During the first months of 2018, the European Union will update two regulations relating to personal data and the way that it is used. The first, General Data Protection Regulation (GDPR) affects all companies that manage the data of EU citizens, regardless of sector and size. On the other hand, the new European Payment Services Directive, PSD2, which concerns the use of the data of individuals and companies (by financial institutions and third parties) also has an important role.
GDPR and PSD2: a conflict of interests and objectives?
Both regulations coincide on two important issues: on one hand, they put the consumer at the centre of things, as the effective owner of their data and, therefore, the only party that can decide what to do with the data, who can use it and for what purpose. On the other hand, they are aimed at standardising the legislation in all EU countries in order to facilitate their work, thus serving as a stimulus to the growth of the company that has resulted from progress in the digital sector. There is a third overlap: both are demanding in terms of strengthening personal data protection and privacy.
Given the overlaps and the shared objectives of both regulations it may seem that there is no reason for them to conflict with one another. However, the high fines to be faced by companies that breach the conditions of the GDPR; the fact that the application of the PSD2 (with the obligatory assignment of personal data to third parties, when authorised by its owner, by financial institutions) increases the exposure of the data, and thus the potential risk to it (at least if the prior work to implement the correct technology and supervision has not been properly carried out); as well as doubts that will arise from the day to day use of two regulations that are so recent and complex, may discourage capitalising on windows of opportunity that, in principal, the PSD2 opens up.
New data protection demands
When it comes to considering how you will overcome the challenge posed by the two new EU regulations, you need to bear in mind that the new European regulation on data protection not only demands greater rigour in terms of safekeeping and management of data, it also increases the amount of information that is considered to be personal data. Indeed, it extends it to cover any information that could result in possible identification of the person: ranging from photographs to names, email addresses, publications on social networks, belonging to unions or having a political or religious affiliation, IP addresses, biometric data, as well as banking details…
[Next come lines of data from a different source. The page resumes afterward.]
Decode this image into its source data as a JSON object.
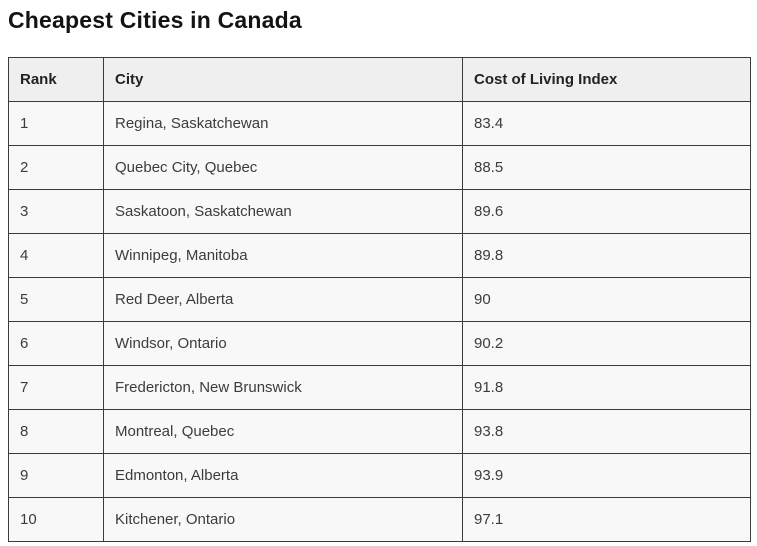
{
  "title": "Cheapest Cities in Canada",
  "table": {
    "headers": [
      "Rank",
      "City",
      "Cost of Living Index"
    ],
    "rows": [
      {
        "rank": "1",
        "city": "Regina, Saskatchewan",
        "index": "83.4"
      },
      {
        "rank": "2",
        "city": "Quebec City, Quebec",
        "index": "88.5"
      },
      {
        "rank": "3",
        "city": "Saskatoon, Saskatchewan",
        "index": "89.6"
      },
      {
        "rank": "4",
        "city": "Winnipeg, Manitoba",
        "index": "89.8"
      },
      {
        "rank": "5",
        "city": "Red Deer, Alberta",
        "index": "90"
      },
      {
        "rank": "6",
        "city": "Windsor, Ontario",
        "index": "90.2"
      },
      {
        "rank": "7",
        "city": "Fredericton, New Brunswick",
        "index": "91.8"
      },
      {
        "rank": "8",
        "city": "Montreal, Quebec",
        "index": "93.8"
      },
      {
        "rank": "9",
        "city": "Edmonton, Alberta",
        "index": "93.9"
      },
      {
        "rank": "10",
        "city": "Kitchener, Ontario",
        "index": "97.1"
      }
    ]
  },
  "colors": {
    "border": "#3b3b3b",
    "header_background": "#efefef",
    "row_background": "#f8f8f8",
    "title_text": "#131313",
    "cell_text": "#3c3c3c"
  },
  "chart_data": {
    "type": "table",
    "title": "Cheapest Cities in Canada",
    "columns": [
      "Rank",
      "City",
      "Cost of Living Index"
    ],
    "categories": [
      "Regina, Saskatchewan",
      "Quebec City, Quebec",
      "Saskatoon, Saskatchewan",
      "Winnipeg, Manitoba",
      "Red Deer, Alberta",
      "Windsor, Ontario",
      "Fredericton, New Brunswick",
      "Montreal, Quebec",
      "Edmonton, Alberta",
      "Kitchener, Ontario"
    ],
    "values": [
      83.4,
      88.5,
      89.6,
      89.8,
      90,
      90.2,
      91.8,
      93.8,
      93.9,
      97.1
    ],
    "value_label": "Cost of Living Index"
  }
}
This extended protection must be reconciled with the obligation that entities will have to provide the so-called TPPs (Third Party Providers) with access, through APIs, to the information contained in the customer account, and also being able to start a payment. And there are other demands: such as the fact that the customer authorisation must be provided through “Strong Customer Authentication” (SCA). This requires identification through at least two different factors: something that the customer knows, such as an important date, something that they have, such as a mobile phone, and something that they inherently are, such as biometric information. Likewise, it has to guarantee that possible improper access to one of these aspects will not trigger a breach of the rest.
PSD2, reconciling compliance with both regulations
The PSD2 also imposes SCA for re-establishing credentials, which must be as secure as the process that we have just described. Putting the security and privacy of customer data at risk can result in significant fines. The first piece of advice for any company that may be affected by both regulations would be to plan the compliance with the two regulations jointly. This will bring you closer to overcoming the challenge that lies ahead. This is an important challenge for everyone (in terms of security, not limiting the potential growth of the digital economy, etc.) to resolve in positive way. At Unnax we are aware of this and work to help our customers to do this successfully.